Noch nie hat sich allerdings eine Ausstellung der ganzen Breite der zeitgenössischen chinesischen Fotografie gewidmet. Somit ist es an der Zeit, diese einmal in einer Übersichtsausstellung ausführlich vorzustellen. Gijs van Tuyl, der Direktor des Kunstmuseum Wolfsburg, sagt zum Ausstellungsschwerpunkt: "Das Kunstmuseum Wolfsburg entschied sich für eine Übersicht der chinesischen Fotografie, ergänzt um einige Videofilme, nicht zuletzt deshalb, weil in der internationalen visuellen Sprache der Fotografie die aufregenden Veränderungen in China und ihre Auswirkungen auf die Menschen am deutlichsten abzulesen sind ."

In der chinesischen Kunstszene spielt die Fotografie eine zunehmend wichtige Rolle. Vor 1979 galt sie als luxuriöses Hobby oder blieb Fotojournalisten vorbehalten. Parallel zu den sich verbessernden Lebensumständen wurde die Fototechnik immer größeren Bevölkerungskreisen zugänglich. Und die im Kunstkontext arbeitenden Fotografen führten neben der rein dokumentarischen mehr und mehr eine subjektive Sehweise in ihre Werke ein.
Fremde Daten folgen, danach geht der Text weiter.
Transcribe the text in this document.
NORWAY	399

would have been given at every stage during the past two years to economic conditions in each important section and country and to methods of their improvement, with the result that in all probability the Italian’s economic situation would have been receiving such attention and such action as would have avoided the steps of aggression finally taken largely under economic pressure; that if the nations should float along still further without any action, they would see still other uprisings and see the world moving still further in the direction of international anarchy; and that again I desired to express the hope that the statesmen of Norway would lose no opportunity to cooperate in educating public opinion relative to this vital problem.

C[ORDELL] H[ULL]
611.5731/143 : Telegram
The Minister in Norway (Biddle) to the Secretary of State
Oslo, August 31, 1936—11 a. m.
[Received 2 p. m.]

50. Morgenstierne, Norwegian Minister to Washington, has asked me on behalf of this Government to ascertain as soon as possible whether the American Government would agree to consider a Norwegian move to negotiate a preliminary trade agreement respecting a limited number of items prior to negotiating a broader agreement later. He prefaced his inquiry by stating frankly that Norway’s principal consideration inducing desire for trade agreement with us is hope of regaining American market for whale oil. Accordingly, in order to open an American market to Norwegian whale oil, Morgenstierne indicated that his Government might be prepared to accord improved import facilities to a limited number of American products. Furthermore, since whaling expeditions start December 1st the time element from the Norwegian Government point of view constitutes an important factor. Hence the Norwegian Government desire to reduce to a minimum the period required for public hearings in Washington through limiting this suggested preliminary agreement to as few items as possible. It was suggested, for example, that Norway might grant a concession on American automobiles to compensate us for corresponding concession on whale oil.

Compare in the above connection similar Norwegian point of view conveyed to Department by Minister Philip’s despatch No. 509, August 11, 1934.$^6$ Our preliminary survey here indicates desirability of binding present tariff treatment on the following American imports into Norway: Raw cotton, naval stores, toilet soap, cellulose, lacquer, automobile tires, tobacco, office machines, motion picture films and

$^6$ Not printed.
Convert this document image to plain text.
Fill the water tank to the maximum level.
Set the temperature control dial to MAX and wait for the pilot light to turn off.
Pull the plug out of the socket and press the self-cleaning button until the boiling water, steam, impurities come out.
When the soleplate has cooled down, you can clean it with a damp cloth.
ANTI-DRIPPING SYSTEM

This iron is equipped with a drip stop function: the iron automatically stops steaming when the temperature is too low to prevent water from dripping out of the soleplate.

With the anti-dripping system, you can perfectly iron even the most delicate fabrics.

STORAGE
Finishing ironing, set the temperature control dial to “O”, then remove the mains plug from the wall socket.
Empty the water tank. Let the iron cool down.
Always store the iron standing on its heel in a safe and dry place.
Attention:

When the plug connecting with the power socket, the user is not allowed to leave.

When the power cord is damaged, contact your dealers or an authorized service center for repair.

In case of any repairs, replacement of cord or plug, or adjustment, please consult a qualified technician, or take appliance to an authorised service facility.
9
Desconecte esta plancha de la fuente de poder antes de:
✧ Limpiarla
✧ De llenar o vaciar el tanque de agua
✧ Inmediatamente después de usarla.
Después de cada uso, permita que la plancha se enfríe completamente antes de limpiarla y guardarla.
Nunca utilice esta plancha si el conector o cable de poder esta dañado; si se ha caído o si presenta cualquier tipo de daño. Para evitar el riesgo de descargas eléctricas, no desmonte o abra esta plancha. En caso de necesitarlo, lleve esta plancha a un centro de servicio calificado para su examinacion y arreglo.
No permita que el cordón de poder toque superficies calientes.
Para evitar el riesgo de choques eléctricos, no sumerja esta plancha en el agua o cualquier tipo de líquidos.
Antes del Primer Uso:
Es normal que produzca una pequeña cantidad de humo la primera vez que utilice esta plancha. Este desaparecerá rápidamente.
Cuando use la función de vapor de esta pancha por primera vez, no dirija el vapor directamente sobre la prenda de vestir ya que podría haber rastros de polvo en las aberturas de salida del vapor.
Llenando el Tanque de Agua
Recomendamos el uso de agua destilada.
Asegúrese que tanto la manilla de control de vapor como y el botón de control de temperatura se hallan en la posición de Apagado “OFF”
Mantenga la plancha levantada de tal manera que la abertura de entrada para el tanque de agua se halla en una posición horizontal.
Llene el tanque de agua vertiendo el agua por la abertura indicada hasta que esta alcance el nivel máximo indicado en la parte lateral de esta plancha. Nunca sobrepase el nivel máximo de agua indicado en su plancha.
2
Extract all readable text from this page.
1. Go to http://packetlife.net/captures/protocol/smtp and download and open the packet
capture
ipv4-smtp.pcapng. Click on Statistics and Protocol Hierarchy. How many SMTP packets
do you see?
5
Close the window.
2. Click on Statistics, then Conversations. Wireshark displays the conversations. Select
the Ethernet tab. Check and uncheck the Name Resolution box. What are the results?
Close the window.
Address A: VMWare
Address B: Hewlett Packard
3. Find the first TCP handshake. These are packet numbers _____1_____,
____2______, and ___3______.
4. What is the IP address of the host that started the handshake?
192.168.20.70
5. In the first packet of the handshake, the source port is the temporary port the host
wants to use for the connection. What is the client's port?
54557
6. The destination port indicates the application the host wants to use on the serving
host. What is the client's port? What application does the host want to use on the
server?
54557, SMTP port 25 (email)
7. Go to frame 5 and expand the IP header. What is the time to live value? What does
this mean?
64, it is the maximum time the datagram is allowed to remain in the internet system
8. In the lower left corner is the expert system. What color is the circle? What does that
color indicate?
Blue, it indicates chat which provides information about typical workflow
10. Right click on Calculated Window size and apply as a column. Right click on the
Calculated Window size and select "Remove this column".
So avancierte die Fotografie für Künstler zu einem Leitmedium, um die sich rasch verändernde gesellschaftliche Wirklichkeit und ihre damit verbundenen Identitätsprobleme darzustellen und zu interpretieren.
Bis auf zwei Ausnahmen konzentriert sich die Ausstellung chinesischer Fotografie auf die Künstlergeneration der heute Dreißig- bis Vierzigjährigen, die sich mit der Darstellung ihrer aktuellen Lebensbedingungen und Lebensweise, mit ihren Gefühlen und Erfahrungen beschäftigt. Insbesondere die Herausforderungen der Metropolen im wirtschaftlich boomenden Süden, wie Guangzhou (Kanton), Shenzhen und Shanghai, aber natürlich auch das Kunstzentrum Peking sind ihr Thema. Hier werden auch die Schattenseiten der Kapitalisierung, wie Auflösung des Familienverbandes, Orientierungslosigkeit der Jugend und Vereinsamung der Alten spürbar.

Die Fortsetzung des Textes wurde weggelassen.